In general, Regulatory Science activities may play a role in scrutinizing current requirements for generic drug approval with respect to bioequivalence in order to ascertain therapeutic equivalence between the generic and brand‐name drugs. Besides technical regulatory aspects, also aspects like communication and education, adherence, shape, and color of the products may be considered with the aim to see at what point improvements may be obtained in the field of generic switching.
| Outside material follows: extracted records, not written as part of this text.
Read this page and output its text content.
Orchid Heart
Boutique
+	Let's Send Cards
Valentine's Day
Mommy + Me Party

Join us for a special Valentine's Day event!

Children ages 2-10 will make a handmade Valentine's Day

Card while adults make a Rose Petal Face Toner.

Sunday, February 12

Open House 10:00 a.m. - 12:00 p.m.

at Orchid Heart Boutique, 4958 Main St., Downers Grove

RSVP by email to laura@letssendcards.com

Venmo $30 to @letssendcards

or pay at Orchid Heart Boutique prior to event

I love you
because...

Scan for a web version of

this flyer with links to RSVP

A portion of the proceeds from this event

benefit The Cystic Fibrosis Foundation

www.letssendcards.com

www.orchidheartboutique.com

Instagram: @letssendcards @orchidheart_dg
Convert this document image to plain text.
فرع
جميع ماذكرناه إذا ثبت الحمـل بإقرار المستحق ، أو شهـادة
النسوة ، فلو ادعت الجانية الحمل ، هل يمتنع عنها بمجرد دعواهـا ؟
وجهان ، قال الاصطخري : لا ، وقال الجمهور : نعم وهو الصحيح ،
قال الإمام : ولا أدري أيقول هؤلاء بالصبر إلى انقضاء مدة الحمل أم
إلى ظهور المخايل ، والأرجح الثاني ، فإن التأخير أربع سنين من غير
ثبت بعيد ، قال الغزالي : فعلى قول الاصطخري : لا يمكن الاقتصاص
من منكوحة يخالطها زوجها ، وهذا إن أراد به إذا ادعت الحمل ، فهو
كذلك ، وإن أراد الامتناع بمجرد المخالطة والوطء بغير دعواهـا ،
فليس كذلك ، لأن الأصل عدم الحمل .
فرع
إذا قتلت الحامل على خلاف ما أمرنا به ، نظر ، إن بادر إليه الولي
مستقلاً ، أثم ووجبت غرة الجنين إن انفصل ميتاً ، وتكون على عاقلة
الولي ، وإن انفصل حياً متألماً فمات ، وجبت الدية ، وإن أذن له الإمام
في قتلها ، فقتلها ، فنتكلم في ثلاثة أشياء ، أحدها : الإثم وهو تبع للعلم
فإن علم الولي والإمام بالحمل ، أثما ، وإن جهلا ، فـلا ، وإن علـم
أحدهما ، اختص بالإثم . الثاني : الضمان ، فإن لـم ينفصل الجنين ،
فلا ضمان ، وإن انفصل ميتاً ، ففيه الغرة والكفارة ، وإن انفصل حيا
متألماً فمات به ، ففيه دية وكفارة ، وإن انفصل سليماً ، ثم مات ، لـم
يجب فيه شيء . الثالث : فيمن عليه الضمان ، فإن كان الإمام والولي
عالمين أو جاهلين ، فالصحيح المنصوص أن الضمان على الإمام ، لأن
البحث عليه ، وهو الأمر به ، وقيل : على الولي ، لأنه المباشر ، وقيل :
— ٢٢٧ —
For example, the principles of generic drugs may not always be sufficiently transparent to all stakeholders. Therefore, in order to improve clarity on the assumptions and extrapolations used in regulation requirements toward generics, ongoing efforts to build and maintain confidence in generic drugs by means of providing good communication, supported by sound regulatory science data, as well as a reliable and scrutinized regulatory system are essential.
Funding
No funding was received for this work.
Conflict of Interest
Yang Yu and Marc Maliepaard are employees at the Dutch Medicines Evaluation Board. No further conflicts of interest exist.